To say he was self-possessed is understating things. Playing from memory on Holy Trinity's big Steinway grand, he seemed to enjoy every minute. He was free with grand virtuoso gestures, body tilting back, hands flying over his head. He made eye contact with the audience.
You could argue he could have been more subtle here and there. The slow movement of this concerto should be transcendent, and I don't think Aylward is there yet. But he has a fine instinct for the music, and his performance, as broadly drawn as it was, was in good taste. I got the sense that he felt the music and understood what is exciting about it. Let's hear it for showmanship. Who needs another stiff, you know?

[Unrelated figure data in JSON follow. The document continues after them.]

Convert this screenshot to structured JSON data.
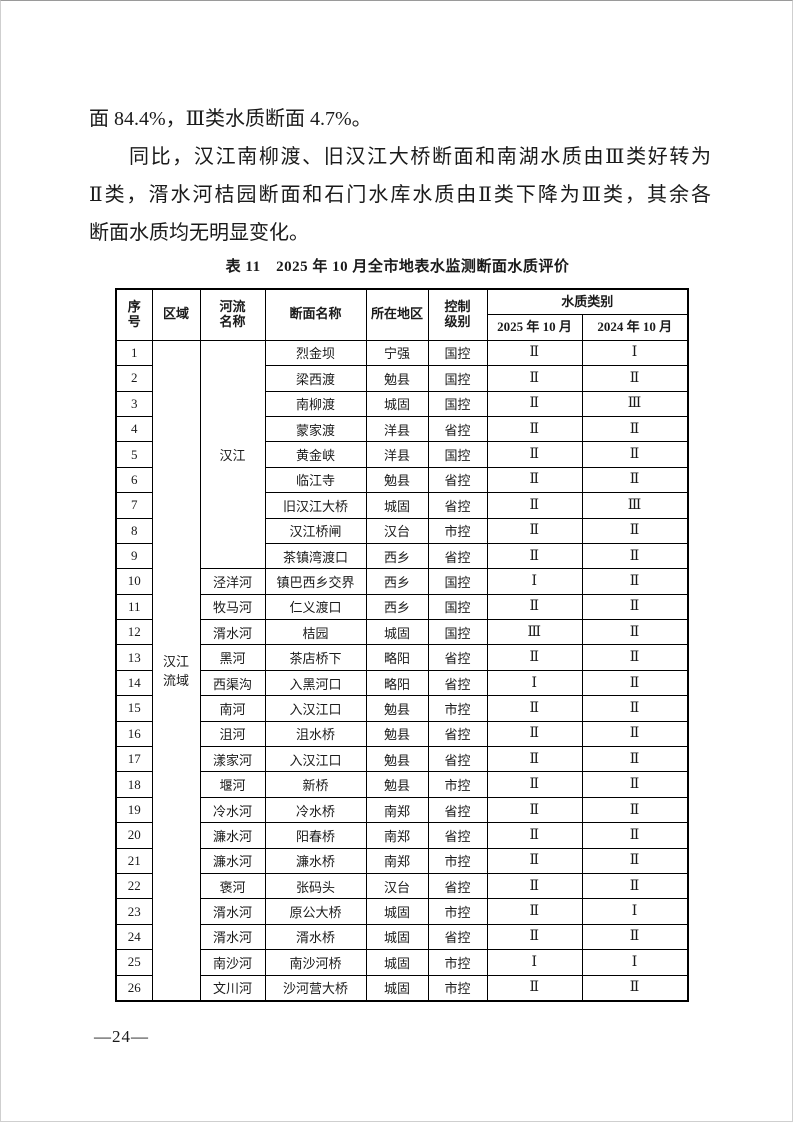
{
  "body_lines": [
    {
      "text": "面 84.4%，Ⅲ类水质断面 4.7%。",
      "justify": false,
      "indent": false
    },
    {
      "text": "同比，汉江南柳渡、旧汉江大桥断面和南湖水质由Ⅲ类好转为",
      "justify": true,
      "indent": true
    },
    {
      "text": "Ⅱ类，湑水河桔园断面和石门水库水质由Ⅱ类下降为Ⅲ类，其余各",
      "justify": true,
      "indent": false
    },
    {
      "text": "断面水质均无明显变化。",
      "justify": false,
      "indent": false
    }
  ],
  "table": {
    "title": "表 11　2025 年 10 月全市地表水监测断面水质评价",
    "headers": {
      "no": "序\n号",
      "region": "区域",
      "river": "河流\n名称",
      "section": "断面名称",
      "location": "所在地区",
      "control": "控制\n级别",
      "quality_group": "水质类别",
      "col_2025": "2025 年 10 月",
      "col_2024": "2024 年 10 月"
    },
    "region_label": "汉江\n流域",
    "rows": [
      {
        "no": "1",
        "river": "汉江",
        "river_rowspan": 9,
        "section": "烈金坝",
        "location": "宁强",
        "control": "国控",
        "q2025": "Ⅱ",
        "q2024": "Ⅰ"
      },
      {
        "no": "2",
        "river": null,
        "section": "梁西渡",
        "location": "勉县",
        "control": "国控",
        "q2025": "Ⅱ",
        "q2024": "Ⅱ"
      },
      {
        "no": "3",
        "river": null,
        "section": "南柳渡",
        "location": "城固",
        "control": "国控",
        "q2025": "Ⅱ",
        "q2024": "Ⅲ"
      },
      {
        "no": "4",
        "river": null,
        "section": "蒙家渡",
        "location": "洋县",
        "control": "省控",
        "q2025": "Ⅱ",
        "q2024": "Ⅱ"
      },
      {
        "no": "5",
        "river": null,
        "section": "黄金峡",
        "location": "洋县",
        "control": "国控",
        "q2025": "Ⅱ",
        "q2024": "Ⅱ"
      },
      {
        "no": "6",
        "river": null,
        "section": "临江寺",
        "location": "勉县",
        "control": "省控",
        "q2025": "Ⅱ",
        "q2024": "Ⅱ"
      },
      {
        "no": "7",
        "river": null,
        "section": "旧汉江大桥",
        "location": "城固",
        "control": "省控",
        "q2025": "Ⅱ",
        "q2024": "Ⅲ"
      },
      {
        "no": "8",
        "river": null,
        "section": "汉江桥闸",
        "location": "汉台",
        "control": "市控",
        "q2025": "Ⅱ",
        "q2024": "Ⅱ"
      },
      {
        "no": "9",
        "river": null,
        "section": "茶镇湾渡口",
        "location": "西乡",
        "control": "省控",
        "q2025": "Ⅱ",
        "q2024": "Ⅱ"
      },
      {
        "no": "10",
        "river": "泾洋河",
        "section": "镇巴西乡交界",
        "location": "西乡",
        "control": "国控",
        "q2025": "Ⅰ",
        "q2024": "Ⅱ"
      },
      {
        "no": "11",
        "river": "牧马河",
        "section": "仁义渡口",
        "location": "西乡",
        "control": "国控",
        "q2025": "Ⅱ",
        "q2024": "Ⅱ"
      },
      {
        "no": "12",
        "river": "湑水河",
        "section": "桔园",
        "location": "城固",
        "control": "国控",
        "q2025": "Ⅲ",
        "q2024": "Ⅱ"
      },
      {
        "no": "13",
        "river": "黑河",
        "section": "茶店桥下",
        "location": "略阳",
        "control": "省控",
        "q2025": "Ⅱ",
        "q2024": "Ⅱ"
      },
      {
        "no": "14",
        "river": "西渠沟",
        "section": "入黑河口",
        "location": "略阳",
        "control": "省控",
        "q2025": "Ⅰ",
        "q2024": "Ⅱ"
      },
      {
        "no": "15",
        "river": "南河",
        "section": "入汉江口",
        "location": "勉县",
        "control": "市控",
        "q2025": "Ⅱ",
        "q2024": "Ⅱ"
      },
      {
        "no": "16",
        "river": "沮河",
        "section": "沮水桥",
        "location": "勉县",
        "control": "省控",
        "q2025": "Ⅱ",
        "q2024": "Ⅱ"
      },
      {
        "no": "17",
        "river": "漾家河",
        "section": "入汉江口",
        "location": "勉县",
        "control": "省控",
        "q2025": "Ⅱ",
        "q2024": "Ⅱ"
      },
      {
        "no": "18",
        "river": "堰河",
        "section": "新桥",
        "location": "勉县",
        "control": "市控",
        "q2025": "Ⅱ",
        "q2024": "Ⅱ"
      },
      {
        "no": "19",
        "river": "冷水河",
        "section": "冷水桥",
        "location": "南郑",
        "control": "省控",
        "q2025": "Ⅱ",
        "q2024": "Ⅱ"
      },
      {
        "no": "20",
        "river": "濂水河",
        "section": "阳春桥",
        "location": "南郑",
        "control": "省控",
        "q2025": "Ⅱ",
        "q2024": "Ⅱ"
      },
      {
        "no": "21",
        "river": "濂水河",
        "section": "濂水桥",
        "location": "南郑",
        "control": "市控",
        "q2025": "Ⅱ",
        "q2024": "Ⅱ"
      },
      {
        "no": "22",
        "river": "褒河",
        "section": "张码头",
        "location": "汉台",
        "control": "省控",
        "q2025": "Ⅱ",
        "q2024": "Ⅱ"
      },
      {
        "no": "23",
        "river": "湑水河",
        "section": "原公大桥",
        "location": "城固",
        "control": "市控",
        "q2025": "Ⅱ",
        "q2024": "Ⅰ"
      },
      {
        "no": "24",
        "river": "湑水河",
        "section": "湑水桥",
        "location": "城固",
        "control": "省控",
        "q2025": "Ⅱ",
        "q2024": "Ⅱ"
      },
      {
        "no": "25",
        "river": "南沙河",
        "section": "南沙河桥",
        "location": "城固",
        "control": "市控",
        "q2025": "Ⅰ",
        "q2024": "Ⅰ"
      },
      {
        "no": "26",
        "river": "文川河",
        "section": "沙河营大桥",
        "location": "城固",
        "control": "市控",
        "q2025": "Ⅱ",
        "q2024": "Ⅱ"
      }
    ]
  },
  "footer": {
    "page_number": "—24—"
  }
}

The orchestra appeared to be savoring the experience as much as he was. Nanna, chic and animated, conducted with a lilt. She made it easy to notice how the piano and the orchestra played off each other and answered each other. The musicians were all attentive to Aylward and in tune with his approach. That magical moment when the second movement ends, and then blasts into the third movement -- I expected that would be a thrill, and it was.
The evening's first half also featured high-wattage soloists.
Violinist Mari Jones had a pizzazz that carried over into the Vivaldi concerto she played. She played up the music's rhythm -- you could almost call it swing -- and in the exciting finale she projected a lot of joy. There was laughter when Jones, after her dramatic performance, returned to take her seat in the orchestra's violin section. Moments like that are part of the charm of these concerts.
Amy Glidden, the BPO's associate concertmaster, gave grace to an interesting Vivaldi concerto, "L'Inquietudine." The performance had a beguiling lightness, the bow of the violin dancing on the strings. The piece ended in a burst of majesty.
Oboist Paul Schlossman's performance of Bach's Concerto in A for oboe d'amore was a delight. This concerto had one of those beautiful romantic Bach slow movements, with meandering, chromatic, sensuous lines, and Schlossman played it with simple loveliness. The oboe's delicate tone sounded sweet in the church. My eyes kept wandering toward the statues of the angels.
This was Viva Vivaldi at its best. There was so much to enjoy and to remember.
Two concerts remain. At 6:30 p.m. Nov. 13, Nanna and the Ars Nova will join forces with the Buffalo Suzuki Strings, violinist Matthew Cone, cellist Drew Cone, and Benjamin Mekinulov, the son of BPO cellist Roman Mekinulov. This concert takes place at the Hellenic Orthodox Church, 146 W. Utica St.
And at 6:30 p.m. Nov. 20, Viva Vivaldi wraps up with a concert at First Presbyterian Church on Symphony Circle. Donna Lorenzo is the soloist in a concerto for viola d'amore, and BPO violinist Diana Sachs steps into the spotlight for a Vivaldi concerto nicknamed "Il Grosso Mogul."